This study uses A-GPS-based tracking devices to collect data of individuals’ space-time trajectories. One of the objectives of this study is to explore the potential of such technology to be used in the study of infectious disease transmission. To date, there are only a limited number of studies of human mobility in relation to disease transmission at the micro scale [27–29]. One of the studies used GPS to track human mobility  while the other two relied on traditional activity questionnaires [28, 29]. The focus of these studies has been limited to vector-borne diseases. Vector-borne disease depends largely on spatial patterns of vector abundances and can thus be readily evaluated. In case of directly transmitted infectious disease, the risk is not known because the disease carriers engage in dynamic space-time activities themselves. Therefore, risk patterns could only be modelled by examining overlapping of space-time activity spaces of individuals and may possibly inferred by comparing the space-time behaviours of those infected with those of a control group during an outbreak. Therefore, daily mobility-activity information obtained from GPS tracking can be used as an indicator to measure exposures to risk factors of infection.
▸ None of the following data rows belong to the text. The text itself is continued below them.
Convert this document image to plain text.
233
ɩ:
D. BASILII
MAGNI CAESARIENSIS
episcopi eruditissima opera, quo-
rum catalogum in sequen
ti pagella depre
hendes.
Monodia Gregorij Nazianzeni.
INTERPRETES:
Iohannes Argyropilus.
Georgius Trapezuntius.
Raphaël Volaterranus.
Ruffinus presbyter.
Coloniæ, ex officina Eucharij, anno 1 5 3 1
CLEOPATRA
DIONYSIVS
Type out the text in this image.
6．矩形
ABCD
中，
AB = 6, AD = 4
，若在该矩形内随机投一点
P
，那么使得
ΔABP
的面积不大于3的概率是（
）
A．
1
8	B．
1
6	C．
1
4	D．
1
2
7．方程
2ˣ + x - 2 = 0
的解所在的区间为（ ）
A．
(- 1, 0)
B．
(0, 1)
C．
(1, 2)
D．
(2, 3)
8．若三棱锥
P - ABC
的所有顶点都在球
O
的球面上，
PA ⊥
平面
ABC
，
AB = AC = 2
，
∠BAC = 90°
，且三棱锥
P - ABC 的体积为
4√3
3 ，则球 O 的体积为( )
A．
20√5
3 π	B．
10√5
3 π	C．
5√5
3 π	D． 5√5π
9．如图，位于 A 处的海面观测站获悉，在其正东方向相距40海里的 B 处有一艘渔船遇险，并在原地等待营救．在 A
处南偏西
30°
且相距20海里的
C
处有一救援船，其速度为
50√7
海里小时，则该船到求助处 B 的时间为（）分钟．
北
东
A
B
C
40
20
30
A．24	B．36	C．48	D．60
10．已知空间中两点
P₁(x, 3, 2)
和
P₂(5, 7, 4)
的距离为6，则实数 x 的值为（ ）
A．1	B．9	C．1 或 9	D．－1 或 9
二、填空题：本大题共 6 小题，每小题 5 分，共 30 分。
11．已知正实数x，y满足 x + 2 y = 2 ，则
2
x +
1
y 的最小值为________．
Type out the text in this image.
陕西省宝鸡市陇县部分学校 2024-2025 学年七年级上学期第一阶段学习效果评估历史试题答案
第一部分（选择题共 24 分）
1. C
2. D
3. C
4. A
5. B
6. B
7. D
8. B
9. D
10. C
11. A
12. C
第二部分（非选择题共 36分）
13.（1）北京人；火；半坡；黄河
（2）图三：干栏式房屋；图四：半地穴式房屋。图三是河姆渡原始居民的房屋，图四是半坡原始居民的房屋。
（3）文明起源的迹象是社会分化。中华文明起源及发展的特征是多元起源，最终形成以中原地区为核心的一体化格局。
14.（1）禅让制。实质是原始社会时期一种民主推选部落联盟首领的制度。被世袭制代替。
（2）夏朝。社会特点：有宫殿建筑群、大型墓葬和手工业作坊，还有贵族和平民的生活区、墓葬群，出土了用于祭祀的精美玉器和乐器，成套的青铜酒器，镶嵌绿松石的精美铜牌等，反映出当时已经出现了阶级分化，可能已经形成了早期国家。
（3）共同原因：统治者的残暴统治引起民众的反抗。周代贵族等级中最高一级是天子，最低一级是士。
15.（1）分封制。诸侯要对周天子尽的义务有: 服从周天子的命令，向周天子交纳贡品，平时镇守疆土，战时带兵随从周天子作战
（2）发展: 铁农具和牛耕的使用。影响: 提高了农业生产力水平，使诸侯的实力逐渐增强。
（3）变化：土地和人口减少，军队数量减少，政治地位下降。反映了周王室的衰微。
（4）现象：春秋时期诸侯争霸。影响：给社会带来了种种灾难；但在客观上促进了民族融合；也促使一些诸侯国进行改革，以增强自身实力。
The space-time trajectory of human movement has many interacting dimensions: location, time, duration, sequencing and type of activities and/or trips [33, 59]. Tracking devices can generate large volumes of mobility data in terms of time-stamped spatial locations. Such data is not only complex as they represent rough approximations of the complex human movement trajectories, but also semantically poor . It is thus difficult to develop analysis techniques to extract meaningful abstractions from the raw data. Visualization has been suggested to be particularly suitable for dealing with such data when conventional inferential statistics and pattern recognition algorithms fail due to the complex attributes involved [33, 59, 61]. Exploratory visual analysis engages the powerful visual information processing and pattern recognition abilities of humans to reveal interesting patterns and lead to more focused and fruitful methods or models in later stages of a study.
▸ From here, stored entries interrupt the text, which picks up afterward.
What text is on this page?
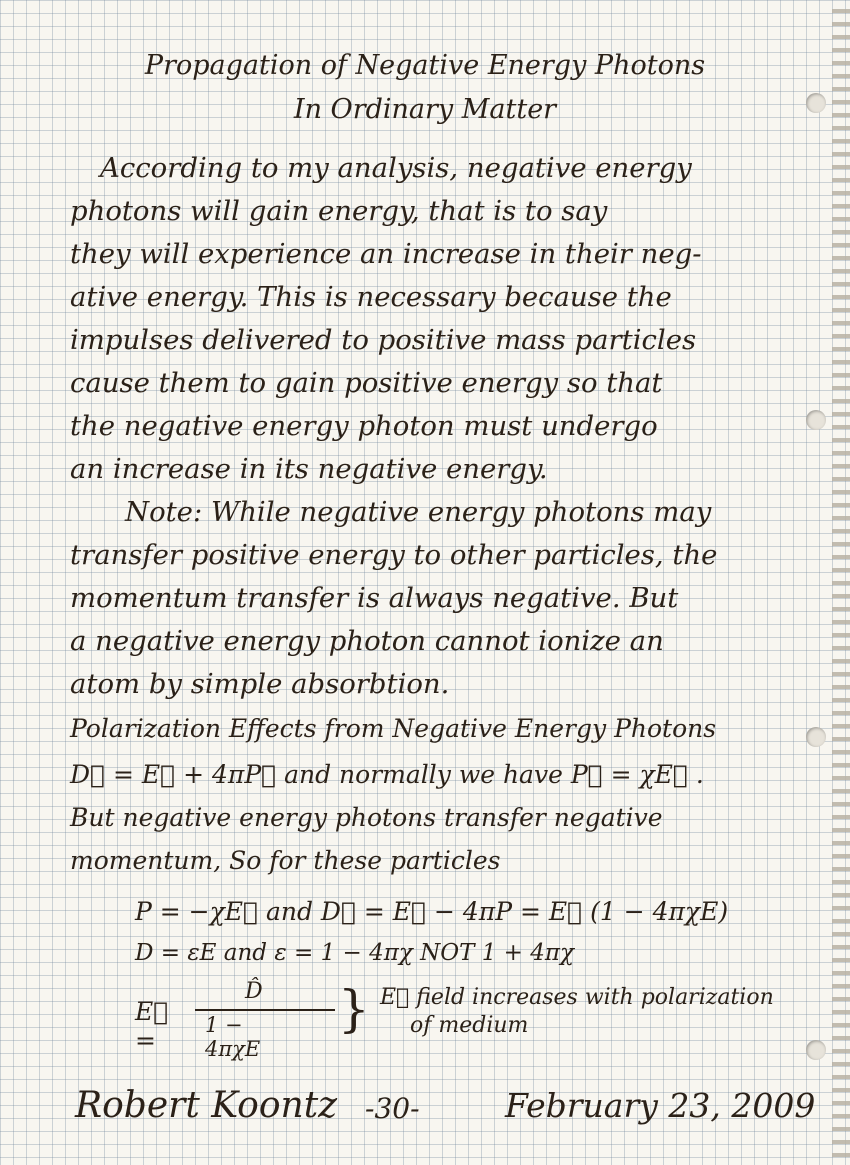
Propagation of Negative Energy Photons
In Ordinary Matter
According to my analysis, negative energy
photons will gain energy, that is to say
they will experience an increase in their neg-
ative energy. This is necessary because the
impulses delivered to positive mass particles
cause them to gain positive energy so that
the negative energy photon must undergo
an increase in its negative energy.
Note: While negative energy photons may
transfer positive energy to other particles, the
momentum transfer is always negative. But
a negative energy photon cannot ionize an
atom by simple absorbtion.
Polarization Effects from Negative Energy Photons
D⃗ = E⃗ + 4πP⃗ and normally we have P⃗ = χE⃗ .
But negative energy photons transfer negative
momentum, So for these particles
P = −χE⃗ and D⃗ = E⃗ − 4πP = E⃗ (1 − 4πχE)
D = εE and ε = 1 − 4πχ NOT 1 + 4πχ
E⃗ =
D̂
1 − 4πχE
} E⃗ field increases with polarization
of medium
Robert Koontz -30-	February 23, 2009
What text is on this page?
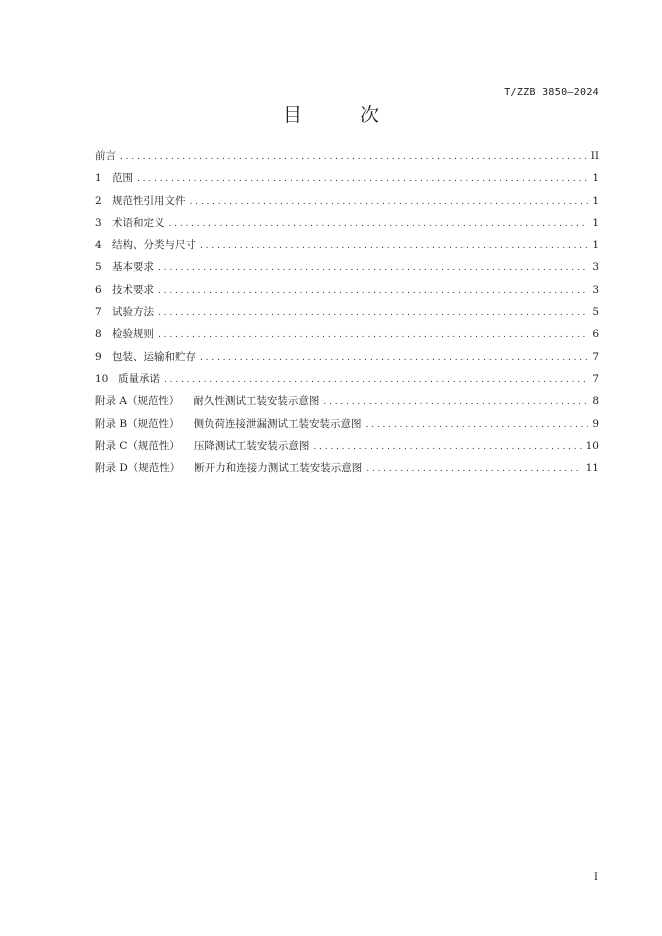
T/ZZB 3850—2024
目 次
前言 .....	II
1 范围 .....	1
2 规范性引用文件 .....	1
3 术语和定义 .....	1
4 结构、分类与尺寸 .....	1
5 基本要求 .....	3
6 技术要求 .....	3
7 试验方法 .....	5
8 检验规则 .....	6
9 包装、运输和贮存 .....	7
10 质量承诺 .....	7
附录 A（规范性） 耐久性测试工装安装示意图 .....	8
附录 B（规范性） 侧负荷连接泄漏测试工装安装示意图 .....	9
附录 C（规范性） 压降测试工装安装示意图 .....	10
附录 D（规范性） 断开力和连接力测试工装安装示意图 .....	11
I
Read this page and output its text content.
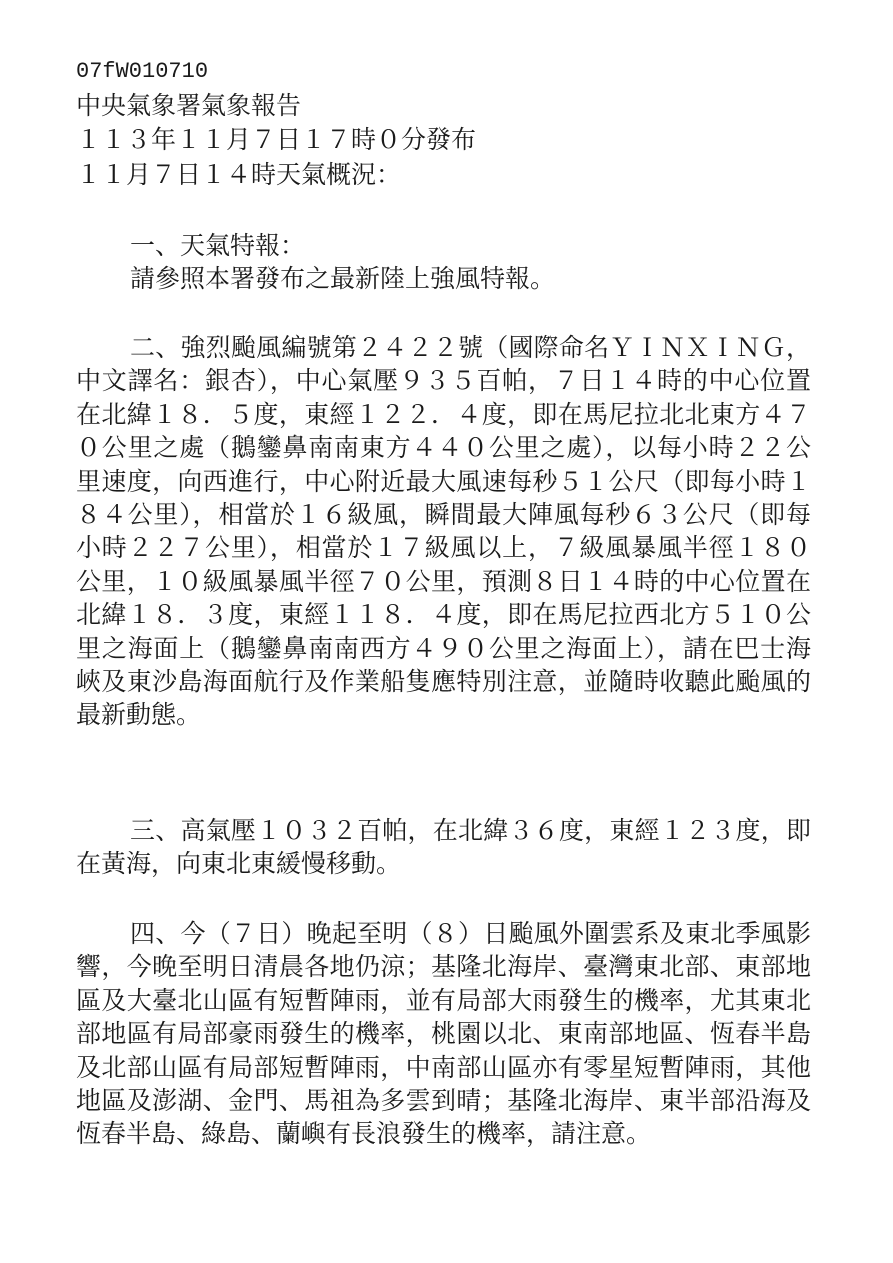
07fW010710
中央氣象署氣象報告
１１３年１１月７日１７時０分發布
１１月７日１４時天氣概況：

一、天氣特報：

請參照本署發布之最新陸上強風特報。

二、強烈颱風編號第２４２２號（國際命名ＹＩＮＸＩＮＧ，中文譯名：銀杏），中心氣壓９３５百帕，７日１４時的中心位置在北緯１８．５度，東經１２２．４度，即在馬尼拉北北東方４７０公里之處（鵝鑾鼻南南東方４４０公里之處），以每小時２２公里速度，向西進行，中心附近最大風速每秒５１公尺（即每小時１８４公里），相當於１６級風，瞬間最大陣風每秒６３公尺（即每小時２２７公里），相當於１７級風以上，７級風暴風半徑１８０公里，１０級風暴風半徑７０公里，預測８日１４時的中心位置在北緯１８．３度，東經１１８．４度，即在馬尼拉西北方５１０公里之海面上（鵝鑾鼻南南西方４９０公里之海面上），請在巴士海峽及東沙島海面航行及作業船隻應特別注意，並隨時收聽此颱風的最新動態。

三、高氣壓１０３２百帕，在北緯３６度，東經１２３度，即在黃海，向東北東緩慢移動。

四、今（７日）晚起至明（８）日颱風外圍雲系及東北季風影響，今晚至明日清晨各地仍涼；基隆北海岸、臺灣東北部、東部地區及大臺北山區有短暫陣雨，並有局部大雨發生的機率，尤其東北部地區有局部豪雨發生的機率，桃園以北、東南部地區、恆春半島及北部山區有局部短暫陣雨，中南部山區亦有零星短暫陣雨，其他地區及澎湖、金門、馬祖為多雲到晴；基隆北海岸、東半部沿海及恆春半島、綠島、蘭嶼有長浪發生的機率，請注意。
Approaches to visualization and exploratory analysis of movement data include the use of static maps, animated maps, ringmaps  and space-time cubes (STC) [33, 63–70]. Among these methods, the interactive 3D STC is the most endorsed because it is more intuitive than other 2D visualizations in handling the multi-dimensions of a space-time trajectory . STC representation is based on Hagerstrand’s space-time model  and represents individuals’ movements in a cube where the base represents geography (space) and height represents time. It features geospatial lifelines related to the movement of individuals. While Miller [63, 64], Neutens, Zeigler, and Schwanen [65, 66] have focused on the accessibility problem induced by human mobility and focused on the conceptualization of and computation with space-time prisms, others  have focused on interaction among individuals during movement and suggested that STC as an effective tool in epidemiological research.
Ideally to model micro-scale disease transmission we need data on the inter-human interactions as illustrated in Figure 1. Not only outdoor, but also highly accurate indoor trajectories are needed for such purpose. Current technology and privacy concerns, however, still prohibit the collection of large amount of detailed trajectory data for modelling at this level. Therefore, although STC has been suggested as an effective tool in epidemiological research examples have been limited to large-scale dispersions of identified cases. In this pilot study, we collected detailed outdoor trajectories and inferred indoor stays through spatiotemporal processing of the data collected with an A-GPS. Approximated indoor stays cannot be as precise to specific locations inside a building. Thus we are not able to examine the actual human to human transmission patterns, but only rough estimates of risk patterns indicated by the overlapping of approximated space-time activity spaces of individuals. Risk patterns related to individual’s space-time behaviour, however, may be possibly inferred by comparing the behaviours of those infected with those of a control group during an outbreak.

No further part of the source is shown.